Trying to Buy Gig Tickets and Feeling a Bit Cheated? They’re Not All the Same

Note: This is a personal rant. It is aimed squarely at the profiteers, not at artists or venues where artists perform.

Booking tickets for concerts has become a cross between a lottery and a game of ‘fastest finger first’ with events apparently selling out within minutes or hours of going on sale; and yet within minutes tickets appear on reselling sites or on Ebay. On the night, entire blocks of empty seats can be seen at some events. It’s so annoying.

In the days when tickets were relatively cheap, I in my innocence assumed that people had booked and then decided not to turn up. Later, as prices escalated, reasons were harder to figure out. Could so many people really afford to spend £30 to £50 on a ticket and just throw it away? And how come they tended to be in blocks; had a coach party got lost? So many questions, so few answers.

When tickets were due to come on sale for something I wanted to see I, like many others, would be found sitting at my pc, constantly refreshing the web page of whatever officially designated company was selling the tickets, waiting for the split second they went live, in the hope of getting a seat near the front or even the holy grail, a front row spot. The best I’ve ever managed, and this literally was the moment the tickets went on sale, was the sixth row at Birmingham Symphony Hall. A few of my friends got a row or so in front, others went to Ebay or ticket reselling sites and paid over the odds, sometimes serious money for better seats – money that benefited neither artist nor venue, although there are allegations that some promoters shared in the profits with the reseller, who had apparently managed to sneak in under the wire and succeed where we had failed.

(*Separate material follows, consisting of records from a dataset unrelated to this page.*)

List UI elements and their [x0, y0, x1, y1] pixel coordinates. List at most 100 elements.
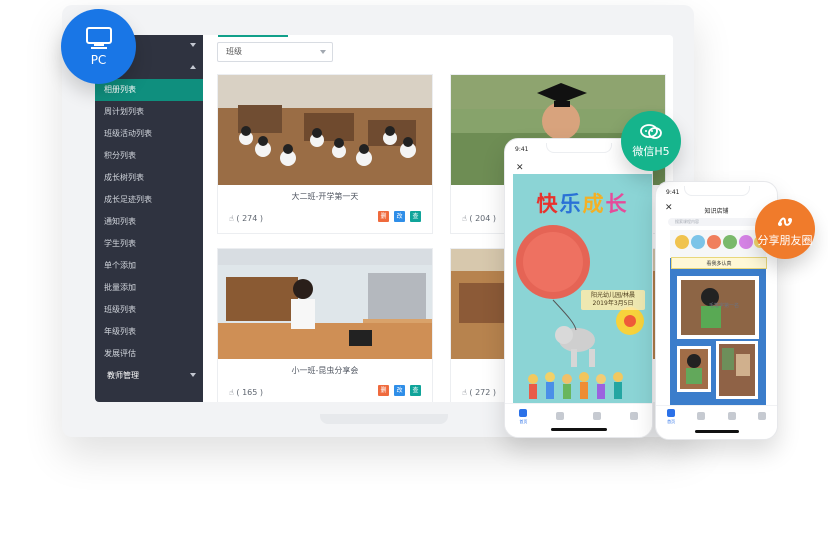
delete-button[interactable]: 删 [378, 385, 389, 396]
phone-notch [545, 143, 612, 153]
home-indicator [550, 428, 607, 431]
user-icon [757, 412, 766, 420]
chevron-down-icon [320, 50, 326, 54]
album-likes-count: ( 274 ) [236, 214, 264, 223]
phone-tabbar: 首页 [505, 403, 652, 430]
sidebar-item-students[interactable]: 学生列表 [95, 233, 203, 255]
tab-item[interactable] [754, 412, 770, 422]
album-title: 小一班-昆虫分享会 [291, 366, 359, 375]
message-icon [592, 412, 601, 420]
monitor-base [320, 414, 448, 424]
chevron-down-icon [190, 43, 196, 47]
like-icon: ☝ [229, 388, 234, 397]
cover-title-char-1: 快 [536, 192, 560, 216]
like-icon: ☝ [229, 214, 234, 223]
sidebar-item-class-activities[interactable]: 班级活动列表 [95, 123, 203, 145]
home-icon [519, 409, 528, 417]
class-select-value: 班级 [226, 47, 242, 56]
list-icon [556, 412, 565, 420]
tab-item[interactable] [589, 412, 605, 422]
classroom-photo [218, 75, 432, 185]
home-indicator [694, 430, 739, 433]
album-card[interactable]: 大二班-开学第一天 ☝ ( 274 ) 删 改 查 [217, 74, 433, 234]
share-label: 分享朋友圈 [757, 234, 813, 247]
home-icon [667, 409, 676, 417]
album-photo[interactable] [218, 249, 432, 359]
delete-button[interactable]: 删 [378, 211, 389, 222]
album-photo[interactable] [218, 75, 432, 185]
growth-cover: 快乐成长 阳光幼儿园/林晨 2019年3月5日 [513, 174, 652, 406]
active-tab-line [218, 35, 288, 37]
like-icon: ☝ [462, 388, 467, 397]
search-placeholder: 搜索课程内容 [675, 219, 699, 224]
tab-home[interactable]: 首页 [663, 409, 679, 425]
album-likes-count: ( 204 ) [469, 214, 497, 223]
cover-title-char-3: 成 [582, 192, 606, 216]
cover-subtitle-line-2: 2019年3月5日 [592, 300, 634, 307]
edit-button[interactable]: 改 [394, 211, 405, 222]
sidebar-item-notifications[interactable]: 通知列表 [95, 211, 203, 233]
sidebar-item-classes[interactable]: 班级列表 [95, 299, 203, 321]
sidebar-item-growth-tree[interactable]: 成长树列表 [95, 167, 203, 189]
album-title: 大二班-开学第一天 [291, 192, 359, 201]
view-button[interactable]: 查 [410, 211, 421, 222]
sidebar-group-teachers[interactable]: 教师管理 [95, 365, 203, 387]
cover-title-char-2: 乐 [559, 192, 583, 216]
album-likes: ☝ ( 272 ) [462, 388, 496, 397]
search-input[interactable]: 搜索课程内容 [668, 218, 765, 226]
like-icon: ☝ [462, 214, 467, 223]
monitor-icon [85, 27, 112, 49]
sidebar-item-album-list[interactable]: 相册列表 [95, 79, 203, 101]
sidebar-item-batch-add[interactable]: 批量添加 [95, 277, 203, 299]
sidebar-item-growth-footprints[interactable]: 成长足迹列表 [95, 189, 203, 211]
promo-canvas: 理 相册列表 周计划列表 班级活动列表 积分列表 成长树列表 成长足迹列表 通知… [0, 0, 828, 546]
poster-caption: 毛笔字第一名 [709, 303, 740, 309]
tab-item[interactable] [693, 412, 709, 422]
tab-item[interactable] [724, 412, 740, 422]
tab-item[interactable] [552, 412, 568, 422]
admin-sidebar: 理 相册列表 周计划列表 班级活动列表 积分列表 成长树列表 成长足迹列表 通知… [95, 35, 203, 402]
insect-sharing-photo [218, 249, 432, 359]
tab-home[interactable]: 首页 [515, 409, 531, 425]
phone-time: 9:41 [515, 146, 529, 153]
wechat-h5-badge: 微信H5 [621, 111, 681, 171]
chat-icon [727, 412, 736, 420]
wechat-h5-phone: 9:41 ✕ 快乐成长 阳光幼儿园/林晨 2019年3月5日 首页 [504, 138, 653, 438]
chevron-down-icon [190, 373, 196, 377]
wechat-icon [639, 124, 662, 139]
phone-time: 9:41 [666, 189, 680, 196]
poster-banner: 看我多认真 [671, 257, 767, 269]
album-likes: ☝ ( 274 ) [229, 214, 263, 223]
tab-item[interactable] [626, 412, 642, 422]
sidebar-item-grades[interactable]: 年级列表 [95, 321, 203, 343]
pc-badge: PC [61, 9, 136, 84]
share-badge: 分享朋友圈 [755, 199, 815, 259]
close-icon[interactable]: ✕ [516, 164, 524, 173]
tab-home-label: 首页 [519, 419, 528, 424]
phone-notch [683, 186, 750, 196]
wechat-label: 微信H5 [632, 145, 670, 158]
view-button[interactable]: 查 [410, 385, 421, 396]
growth-cover-title: 快乐成长 [513, 188, 652, 218]
album-actions: 删 改 查 [378, 385, 421, 396]
edit-button[interactable]: 改 [394, 385, 405, 396]
sidebar-item-development-evaluation[interactable]: 发展评估 [95, 343, 203, 365]
album-actions: 删 改 查 [378, 211, 421, 222]
sidebar-group-teachers-label: 教师管理 [107, 371, 139, 380]
sidebar-item-single-add[interactable]: 单个添加 [95, 255, 203, 277]
pc-label: PC [90, 53, 107, 67]
album-likes-count: ( 165 ) [236, 388, 264, 397]
cover-subtitle: 阳光幼儿园/林晨 2019年3月5日 [581, 290, 645, 310]
user-icon [629, 412, 638, 420]
class-select[interactable]: 班级 [217, 42, 333, 62]
cover-title-char-4: 长 [605, 192, 629, 216]
album-likes: ☝ ( 165 ) [229, 388, 263, 397]
cover-subtitle-line-1: 阳光幼儿园/林晨 [590, 292, 636, 299]
grid-icon [697, 412, 706, 420]
sidebar-item-weekly-plan[interactable]: 周计划列表 [95, 101, 203, 123]
sidebar-item-points[interactable]: 积分列表 [95, 145, 203, 167]
album-card[interactable]: 小一班-昆虫分享会 ☝ ( 165 ) 删 改 查 [217, 248, 433, 402]
album-likes: ☝ ( 204 ) [462, 214, 496, 223]
tab-home-label: 首页 [667, 419, 676, 424]
share-icon [778, 217, 792, 226]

Then came the Channel 4 Dispatches investigation, The Great Ticketing Scandal and the muddy waters began to clear a little. It seemed that promoters, wanting to ensure their expenses were covered, were selling off entire blocks of the best tickets at cost or less to outside agents who then charged whatever they thought fans would pay, so my chances of beating the odds for a decent ticket never really existed. Worse still, these same companies were buying up as many extra tickets as they could, posing as music fans and using a massive collection of credit cards acquired for the purpose. Because they were making such huge profits on the tickets they sold, it didn’t worry them to have a few left over, didn’t bother them that real fans were unable to go because they couldn’t get a standard price ticket and couldn’t or wouldn’t pay their inflated prices. I watched that programme with growing fury and was ready to give up on the whole live music scene – at least at the level that used promotion companies. Dispatches continued the conversation on Twitter using the hashtag #TicketScandal.

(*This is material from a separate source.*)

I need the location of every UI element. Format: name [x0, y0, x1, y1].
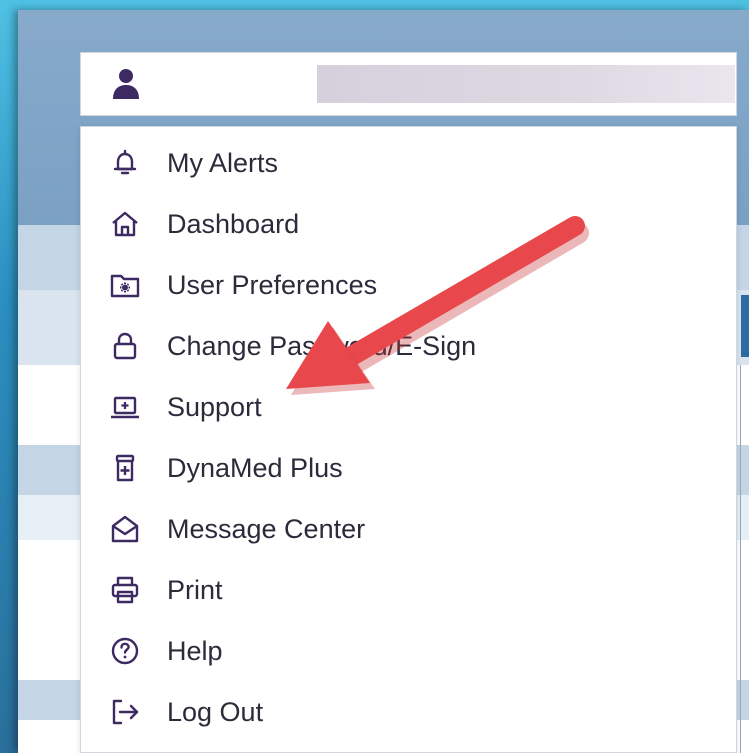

Of course, there is always an exception to every rule. Jason Mraz is embarking on a world tour later this year and has reserved the front row to raise money for his charity, the Jason Mraz Foundation. People can buy tickets at a premium (LondonO2 is £150), for which they get a goody bag, a meet and greet with the man himself and the best seats in the house. Standard price tickets are £37.25 all in so it’s quite a hike, but worth it for hard core fans and I understand that every penny will go to a good cause. For his less well heeled fans, Jason has provided other options. By placing an order for his forthcoming album Love is a Four Letter Word, they became entitled to purchase two tickets in an album pre-sale of tickets, which opened a day earlier than the O2 Priority pre-sale. I like the music, so I went for the album and even though I wasn’t able to get online due to phone issues until four hours after this pre-pre-sale started, I still managed a very respectable row K. Not bad at all. Buying the album also got me 25 minutes worth of rather wonderful live recordings of Mraz music.

I don’t know if any tickets for this tour have been sold on to resellers, not sure if it’s possible for a peasant like me to find out, but I do feel fans had a better than average chance of getting a decent seat. If you have tickets to one of Jason’s tour dates, have a blast!